Trends in LLM-Generated Citations on arXiv

Two weeks ago, I was checking my Google Scholar profile (as a procrastinating academic does) when I spotted something weird. There was a new citation to one of my papers, except… it wasn’t actually my paper.

A hallucinated citation

The actual paper is by Wan, Wallace, Shen and Klein. The author list looked eerily similar to that of a paper of mine but also doesn’t quite match. And to close it off, the arxiv link points to yet another unrelated paper!

After posting about this on Twitter, several people mentioned this could be the result of AI tools like Deep Research. This got me wondering: is this just a one-off glitch, or is there a broader trend of people increasingly relying too heavily on LLM-generated references?

Let’s find out!

The plot below shows the fraction of references on arXiv that appear to be hallucinated each month. (my categorization of references as “possibly hallucinated” or not is a bit involved. The details are below if you’re interested).

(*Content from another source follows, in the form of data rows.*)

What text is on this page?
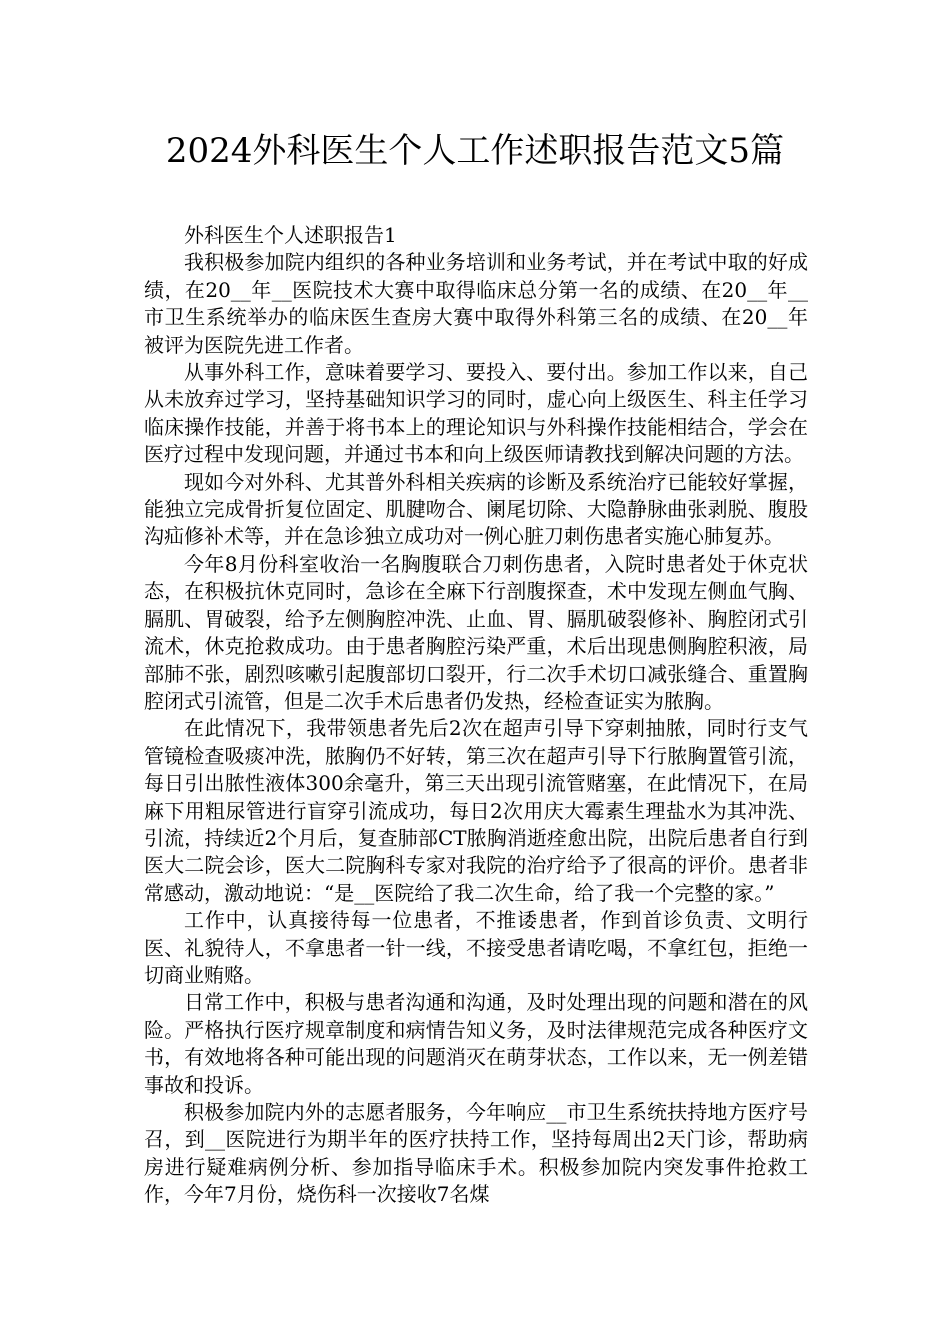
2024外科医生个人工作述职报告范文5篇

外科医生个人述职报告1

我积极参加院内组织的各种业务培训和业务考试，并在考试中取的好成绩，在20__年__医院技术大赛中取得临床总分第一名的成绩、在20__年__市卫生系统举办的临床医生查房大赛中取得外科第三名的成绩、在20__年被评为医院先进工作者。

从事外科工作，意味着要学习、要投入、要付出。参加工作以来，自己从未放弃过学习，坚持基础知识学习的同时，虚心向上级医生、科主任学习临床操作技能，并善于将书本上的理论知识与外科操作技能相结合，学会在医疗过程中发现问题，并通过书本和向上级医师请教找到解决问题的方法。

现如今对外科、尤其普外科相关疾病的诊断及系统治疗已能较好掌握，能独立完成骨折复位固定、肌腱吻合、阑尾切除、大隐静脉曲张剥脱、腹股沟疝修补术等，并在急诊独立成功对一例心脏刀刺伤患者实施心肺复苏。

今年8月份科室收治一名胸腹联合刀刺伤患者，入院时患者处于休克状态，在积极抗休克同时，急诊在全麻下行剖腹探查，术中发现左侧血气胸、膈肌、胃破裂，给予左侧胸腔冲洗、止血、胃、膈肌破裂修补、胸腔闭式引流术，休克抢救成功。由于患者胸腔污染严重，术后出现患侧胸腔积液，局部肺不张，剧烈咳嗽引起腹部切口裂开，行二次手术切口减张缝合、重置胸腔闭式引流管，但是二次手术后患者仍发热，经检查证实为脓胸。

在此情况下，我带领患者先后2次在超声引导下穿刺抽脓，同时行支气管镜检查吸痰冲洗，脓胸仍不好转，第三次在超声引导下行脓胸置管引流，每日引出脓性液体300余毫升，第三天出现引流管赌塞，在此情况下，在局麻下用粗尿管进行盲穿引流成功，每日2次用庆大霉素生理盐水为其冲洗、引流，持续近2个月后，复查肺部CT脓胸消逝痊愈出院，出院后患者自行到医大二院会诊，医大二院胸科专家对我院的治疗给予了很高的评价。患者非常感动，激动地说：“是__医院给了我二次生命，给了我一个完整的家。”

工作中，认真接待每一位患者，不推诿患者，作到首诊负责、文明行医、礼貌待人，不拿患者一针一线，不接受患者请吃喝，不拿红包，拒绝一切商业贿赂。

日常工作中，积极与患者沟通和沟通，及时处理出现的问题和潜在的风险。严格执行医疗规章制度和病情告知义务，及时法律规范完成各种医疗文书，有效地将各种可能出现的问题消灭在萌芽状态，工作以来，无一例差错事故和投诉。

积极参加院内外的志愿者服务，今年响应__市卫生系统扶持地方医疗号召，到__医院进行为期半年的医疗扶持工作，坚持每周出2天门诊，帮助病房进行疑难病例分析、参加指导临床手术。积极参加院内突发事件抢救工作，今年7月份，烧伤科一次接收7名煤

Hallucinations have been increasing since early 2025

So, yeah… The trend is undeniable, and seems to coincide well with the release of Deep Research (which could be a coincidence).

Of course, the absolute numbers are low. We’re looking at about 0.025% of references (roughly 1 in 4,000) that seem to be hallucinated. But this is almost certainly a significant underestimate, and the accelerating trend starting in early 2025 is definitely concerning.

In the rest of this post, I’ll explain how I (vibe) computed these numbers, I’ll show some analysis including a hall-of-fame of worst offenders, and I’ll conclude with some reflections on what this might mean.

The data collection and analysis

Extracting reference data from papers is a gigantic mess. I gained new appreciation for tools like Google Scholar that do a reasonably good job at this. Some of these tools might in fact have all this data already, but they tend to apply some corrections to it (e.g., the reference at the start of this post is corrected to the actual Wan et al. paper in Semantic Scholar).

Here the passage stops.